More recently, the spread of incel gibberish has been accelerated by the emergence of a 20-year-old Kick streamer known as Clavicular (real name: Braden Peters). Currently, the most visible proponent of “looksmaxxing,” Peters, who did not immediately respond to a request for comment, is open about the abuse. steroids and methamphetaminerubs shoulders with a lawyer white nationalist and a suspected human traffickerpeddles sexist clichésand throws everywhere the N word. For $49, it also offers entry to a “academy” which teaches young men how to “rise up” or transform into the sexiest version of themselves. Yet the whole conversation around the character Clavicular – apparently astroturfed by advertisers paying to stream clips of his exploits – drifting from videos with stupid captions like “Clavicular met a fraternity leader at ASU and was brutally mogged by him.” And “Clavicular was joking around when a group of Foids came over and spiked his cortisol levels..”
These trigger phrases, with incomprehensible variations of existing lexicon piled on for comic effect, activated the social media masses, who saw the opportunity to apply “maxxing” and “mogging” in every circumstance imaginable. Consequently, the sentence “Trump brutally sanctioned by SCOTUS for tariffmaxxing, a decision that is sure to increase the cortisol of the White House” is now truly readable for commentators poisoned by irony. Peters is therefore seen less as the symptom of a harmful and hopeless attention economy than as a entertainmentincluding by the people willing to reject his cruel means of glory and influence. His edgelord aura can be seen as a ridiculous character, or perhaps a satirical performance of genre optimization.
It should also be noted that Peters is a “incel-ebrity“imbued with the logic and rhetoric of incel society despite not being one himself; his constant access to women makes him an aspirational figure to those who are not.
There can be no clearer sign of the power of the subculture than the fact that everyone accepts its appalling conditions, whether joking or not. As an artificial phenomenon, the Clavicular saga, which now encompasses a “Chad ranking» and a cast of bizarre secondary antagonists who drew comparisons to anime– forces an engagement with something you’d be better off ignoring.

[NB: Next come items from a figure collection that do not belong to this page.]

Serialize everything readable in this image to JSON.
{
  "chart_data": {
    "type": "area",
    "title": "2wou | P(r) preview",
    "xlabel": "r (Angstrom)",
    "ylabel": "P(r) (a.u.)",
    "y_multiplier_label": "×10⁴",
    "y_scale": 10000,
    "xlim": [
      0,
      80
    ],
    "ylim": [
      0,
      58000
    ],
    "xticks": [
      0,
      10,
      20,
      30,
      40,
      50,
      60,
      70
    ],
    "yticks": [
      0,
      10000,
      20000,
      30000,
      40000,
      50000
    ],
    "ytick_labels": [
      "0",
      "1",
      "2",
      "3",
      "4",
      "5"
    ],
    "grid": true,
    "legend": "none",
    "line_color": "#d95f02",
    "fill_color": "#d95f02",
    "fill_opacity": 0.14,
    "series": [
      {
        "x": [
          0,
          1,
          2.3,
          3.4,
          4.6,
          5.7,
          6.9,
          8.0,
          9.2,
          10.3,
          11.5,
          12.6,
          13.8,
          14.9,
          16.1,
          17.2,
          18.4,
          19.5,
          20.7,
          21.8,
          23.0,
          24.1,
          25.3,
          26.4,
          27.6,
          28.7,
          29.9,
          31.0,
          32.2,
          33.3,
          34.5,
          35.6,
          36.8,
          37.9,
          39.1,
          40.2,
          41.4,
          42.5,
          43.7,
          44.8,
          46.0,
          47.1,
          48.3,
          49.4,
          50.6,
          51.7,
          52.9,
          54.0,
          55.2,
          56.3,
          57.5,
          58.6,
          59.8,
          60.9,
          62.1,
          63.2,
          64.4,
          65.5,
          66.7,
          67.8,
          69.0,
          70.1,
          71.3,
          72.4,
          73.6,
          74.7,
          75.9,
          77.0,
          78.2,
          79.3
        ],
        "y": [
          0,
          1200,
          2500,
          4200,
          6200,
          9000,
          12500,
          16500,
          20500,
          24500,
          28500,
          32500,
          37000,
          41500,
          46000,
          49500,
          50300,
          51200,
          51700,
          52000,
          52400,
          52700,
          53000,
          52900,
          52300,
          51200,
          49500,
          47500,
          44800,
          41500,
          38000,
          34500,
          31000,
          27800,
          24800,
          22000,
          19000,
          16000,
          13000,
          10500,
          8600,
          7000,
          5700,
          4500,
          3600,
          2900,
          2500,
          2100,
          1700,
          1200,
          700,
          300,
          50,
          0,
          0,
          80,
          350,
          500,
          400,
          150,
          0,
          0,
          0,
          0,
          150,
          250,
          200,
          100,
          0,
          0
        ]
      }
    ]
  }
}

On the other hand, it is entirely possible that incels, true artists of resentment, take offense at the appropriation of their memes and seek to further distance themselves from the general population they so despise. They could very well invent a dialect so impenetrable that it will take another ten years for foreigners to assimilate and normalize it.
For the moment, however, their particular eugenics theory has resonated as a kind of verbal stimulation. How else can you put it: the established vernacular has been turned into a word.